MIAMI -- The next best hope for Florida's ailing Everglades may be a senator from Oklahoma who doesn't believe in climate change.
This week, Republican Sen. Jim Inhofe told the Miami Herald that fellow Sen. Marco Rubio had convinced him to back a suite of Everglades restoration projects expected to cost about $1.9 billion and aimed at stopping the kind of crisis that gripped South Florida over the winter when an El Niño dropped record rain. Inhofe, the powerful chairman of the Environmental and Public Works Committee, notably cast the only vote against a master plan to fix the Everglades in 2000.
"Marco showed me this was different. And I wouldn't have gotten into it if Marco hadn't talked to me," he said. "When Marco said one out of three Floridians are affected, I thought that wasn't right."
Coming just days before the Florida primary with Rubio trailing Republican front-runner Donald Trump, the news could help Rubio's standing on the environment. Rubio has supported Everglades restoration work, but in his bid for president has given little priority to climate change and dire sea rise projections expected to dramatically change the shores and waters of his home state over the next century. Restoring the Everglades won't stop sea rise, but scientists say it could help the state stay dryer longer.
Inhofe, who believes climate change is a hoax, said he now intends to back the Everglades project Wednesday when his committee takes up the Water Resources Development Act, the tool for getting such massive projects ready for funding.
His change of heart came when Rubio explained the Comprehensive Everglades Planning Project contains specific fixes as opposed to the sweeping changes engineered in the broader Comprehensive Everglades Restoration Plan, Inhofe said.
"Ten years ago was a different situation. We were getting into a long-term bill that addressed every acre of the Everglades. There's a lot of stuff that should have done by the stakeholders there, by the state, and they were not doing it," Inhofe said. "They were totally dependent on the federal government and that's not what we're supposed to be doing."
Rubio praised Inhofe's decision in a statement Thursday, saying it marks a critical step in overall restoration and moving water south.
"Nothing would be as impactful as finally getting this Everglades proposal done," he said. "This announcement is only the first step towards a long term solution, but I will continue to fight at the federal level to address this important issue to the people of Florida."
In 2000 when the broader Everglades restoration was approved, it was built around the regular approval of WRDA projects every two years. But after that first plan, approvals faltered. Other WRDA bills were not approved until 2007 and in 2014.

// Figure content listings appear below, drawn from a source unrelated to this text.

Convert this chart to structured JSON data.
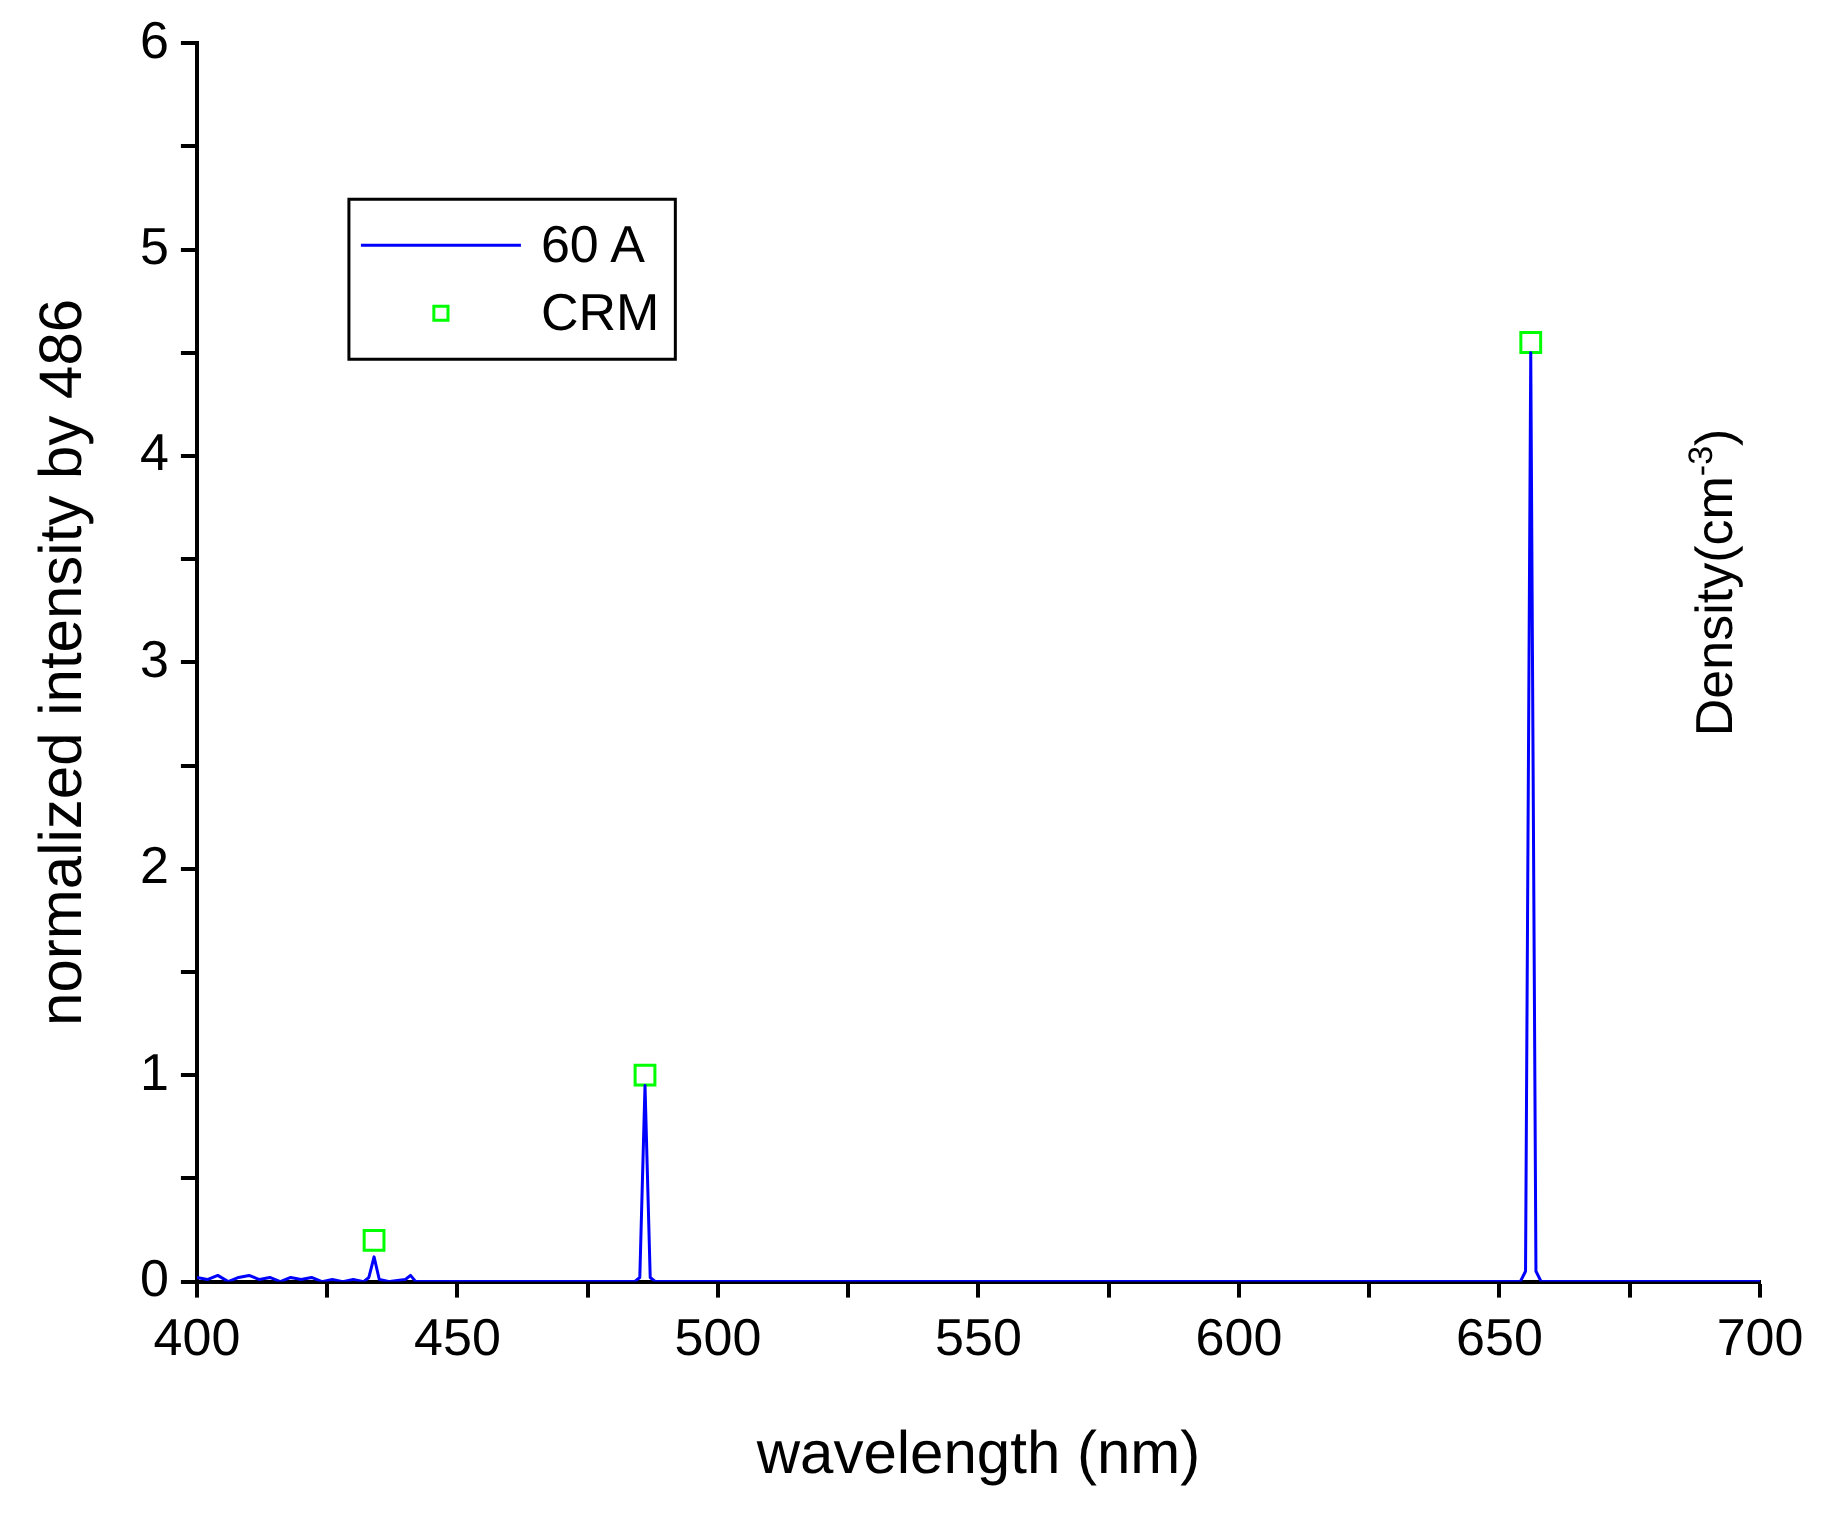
{
  "chart_data": {
    "type": "line",
    "xlabel": "wavelength (nm)",
    "ylabel": "normalized intensity by 486",
    "y2label": "Density(cm$^{-3}$)",
    "xlim": [
      400,
      700
    ],
    "ylim": [
      0,
      6
    ],
    "xticks": [
      400,
      {
        "value": 425,
        "label": null
      },
      450,
      {
        "value": 475,
        "label": null
      },
      500,
      {
        "value": 525,
        "label": null
      },
      550,
      {
        "value": 575,
        "label": null
      },
      600,
      {
        "value": 625,
        "label": null
      },
      650,
      {
        "value": 675,
        "label": null
      },
      700
    ],
    "yticks": [
      0,
      {
        "value": 0.5,
        "label": null
      },
      1,
      {
        "value": 1.5,
        "label": null
      },
      2,
      {
        "value": 2.5,
        "label": null
      },
      3,
      {
        "value": 3.5,
        "label": null
      },
      4,
      {
        "value": 4.5,
        "label": null
      },
      5,
      {
        "value": 5.5,
        "label": null
      },
      6
    ],
    "grid": false,
    "legend": "top left",
    "series": [
      {
        "name": "60 A",
        "color": "#0000ff",
        "marker": "none",
        "line_style": "solid",
        "x": [
          400,
          402,
          404,
          406,
          408,
          410,
          412,
          414,
          416,
          418,
          420,
          422,
          424,
          426,
          428,
          430,
          432,
          433,
          434,
          435,
          437,
          440,
          441,
          442,
          460,
          484,
          485,
          486,
          487,
          488,
          520,
          560,
          600,
          640,
          654,
          655,
          656,
          657,
          658,
          680,
          700
        ],
        "values": [
          0.02,
          0.01,
          0.03,
          0,
          0.02,
          0.03,
          0.01,
          0.02,
          0,
          0.02,
          0.01,
          0.02,
          0,
          0.01,
          0,
          0.01,
          0,
          0.02,
          0.12,
          0.01,
          0,
          0.01,
          0.03,
          0,
          0,
          0,
          0.02,
          0.95,
          0.02,
          0,
          0,
          0,
          0,
          0,
          0,
          0.05,
          4.5,
          0.05,
          0,
          0,
          0
        ]
      },
      {
        "name": "CRM",
        "type": "scatter",
        "color": "#00ff00",
        "marker": "square",
        "x": [
          434,
          486,
          656
        ],
        "values": [
          0.2,
          1.0,
          4.55
        ]
      }
    ]
  }
}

As a way to kick start work, Florida and the U.S. Army Corps of Engineers, which share the work, came up with the Central Everglades Planning Project to focus on critical projects. The projects are designed to move more water south into Florida Bay, which has been suffering from decades of flood control that blocked the natural flow of water into sugar fields and communities south of Lake Okeechobee, and stop the kind of massive flushing into the Atlantic and Gulf of Mexico when water gets too high.
Inhofe's decision came as a surprise to Everglades advocates who for more than a decade fought his staunch opposition.
"Wow," said Julie Hill-Gabriel, Audubon Florida's director of Everglades policy, who remembers the Everglades vote being "500 and something to one."
The decision, she said, also shows a shift in the Everglades restoration, from one championed mostly by Democrats.
"Clearly there's becoming a unified voice that this is urgent, urgent and there's every reason once we get it authorized to pull out all the stops to really get the construction done as quickly as possible," Hill-Gabriel said.
Having Inhofe's committee authorize the project means it clears a major hurdle. But when and how much money will flow for the project remains to be seen and will be decided by congressional appropriations committees. Inhofe said he expected any funding would likely be spread over the next 10 ten years.
"How much each year we won't know," Inhofe said, although he predicted work "will start off with a bang. You ought to be excited. It's a big deal."